8. Il suit de là que l'exercice du recours contentieux contre un décret d'extradition est, dans son ensemble, assorti de garanties suffisantes. Par suite, M. B... n'est pas fondé à soutenir que les dispositions du second alinéa de l'article 696-18 du code de procédure pénale seraient entachées d'une incompétence négative privant de garanties légales les exigences constitutionnelles qu'il invoque.

9. Il résulte de tout ce qui précède que la question de la conformité aux droits et libertés garantis par la Constitution de la disposition contestée ne présente pas un caractère sérieux. Il n'y a, dès lors, pas lieu de la renvoyer au Conseil constitutionnel.

D E C I D E :

--------------

Article 1er : Il n'y a pas lieu de renvoyer au Conseil constitutionnel la question prioritaire de constitutionnalité soulevée par M. B....

Article 2 : La présente décision sera notifiée à M. A...-C... B... et au garde des sceaux, ministre de la justice.

Copie en sera adressée au Conseil constitutionnel et au Premier ministre.


Synthèse
Formation : 2ème - 7ème chambres réunies
Numéro d'arrêt : 439436
Date de la décision : 31/12/2020
Type d'affaire : Administrative
Type de recours : Excès de pouvoir

Analyses

ACTES LÉGISLATIFS ET ADMINISTRATIFS - DROIT À UN RECOURS EFFECTIF (ART - 16) - INTERPRÉTATION CONFORME DU SECOND ALINÉA DE L'ARTICLE 696-18 DU CPP - CONSÉQUENCE - CARACTÈRE EXÉCUTOIRE D'UN DÉCRET D'EXTRADITION NON DÉFINITIF - ABSENCE [RJ1].

01-015-03-01-01-01 Il résulte du second alinéa de l'article 696-18 du code de procédure pénale (CPP), tel qu'interprété au regard de l'article 16 de la Déclaration des droits de l'homme et du citoyen et à la lumière d'un usage constant, qu'un décret d'extradition ne saurait être mis à exécution tant que le délai de recours n'est pas expiré et, le cas échéant, tant que le Conseil d'Etat, saisi d'un recours dans ce délai, n'a pas statué.

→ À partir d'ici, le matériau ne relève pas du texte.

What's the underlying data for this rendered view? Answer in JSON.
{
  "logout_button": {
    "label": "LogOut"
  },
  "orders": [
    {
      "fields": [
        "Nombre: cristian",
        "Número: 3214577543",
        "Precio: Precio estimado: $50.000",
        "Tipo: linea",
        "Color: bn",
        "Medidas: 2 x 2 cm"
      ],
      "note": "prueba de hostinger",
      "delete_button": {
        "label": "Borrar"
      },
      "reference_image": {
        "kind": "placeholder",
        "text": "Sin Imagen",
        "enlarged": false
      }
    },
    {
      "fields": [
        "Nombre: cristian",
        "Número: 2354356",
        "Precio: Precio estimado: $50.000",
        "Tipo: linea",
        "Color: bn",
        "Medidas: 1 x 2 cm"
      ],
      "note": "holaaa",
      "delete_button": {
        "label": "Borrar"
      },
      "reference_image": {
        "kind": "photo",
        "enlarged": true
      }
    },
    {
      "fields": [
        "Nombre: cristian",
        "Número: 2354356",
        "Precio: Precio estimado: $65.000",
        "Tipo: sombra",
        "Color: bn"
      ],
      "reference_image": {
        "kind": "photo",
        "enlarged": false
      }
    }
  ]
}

Il ne peut dès lors être fait grief au second alinéa de l'article 696-18 du CPP de ne pas avoir prévu d'effet suspensif à l'exercice d'un tel recours.

DROITS CIVILS ET INDIVIDUELS - EXTRADITION (VOIR : ÉTRANGERS) - DÉCRET D'EXTRADITION NON DÉFINITIF - CARACTÈRE EXÉCUTOIRE - ABSENCE [RJ1].

26-045 Il résulte du second alinéa de l'article 696-18 du code de procédure pénale (CPP), tel qu'interprété au regard de l'article 16 de la Déclaration des droits de l'homme et du citoyen et à la lumière d'un usage constant, qu'un décret d'extradition ne saurait être mis à exécution tant que le délai de recours n'est pas expiré et, le cas échéant, tant que le Conseil d'Etat, saisi d'un recours dans ce délai, n'a pas statué. Il ne peut dès lors être fait grief au second alinéa de l'article 696-18 du CPP de ne pas avoir prévu d'effet suspensif à l'exercice d'un tel recours.

ÉTRANGERS - EXTRADITION - DÉCRET D'EXTRADITION NON DÉFINITIF - CARACTÈRE EXÉCUTOIRE - ABSENCE [RJ1].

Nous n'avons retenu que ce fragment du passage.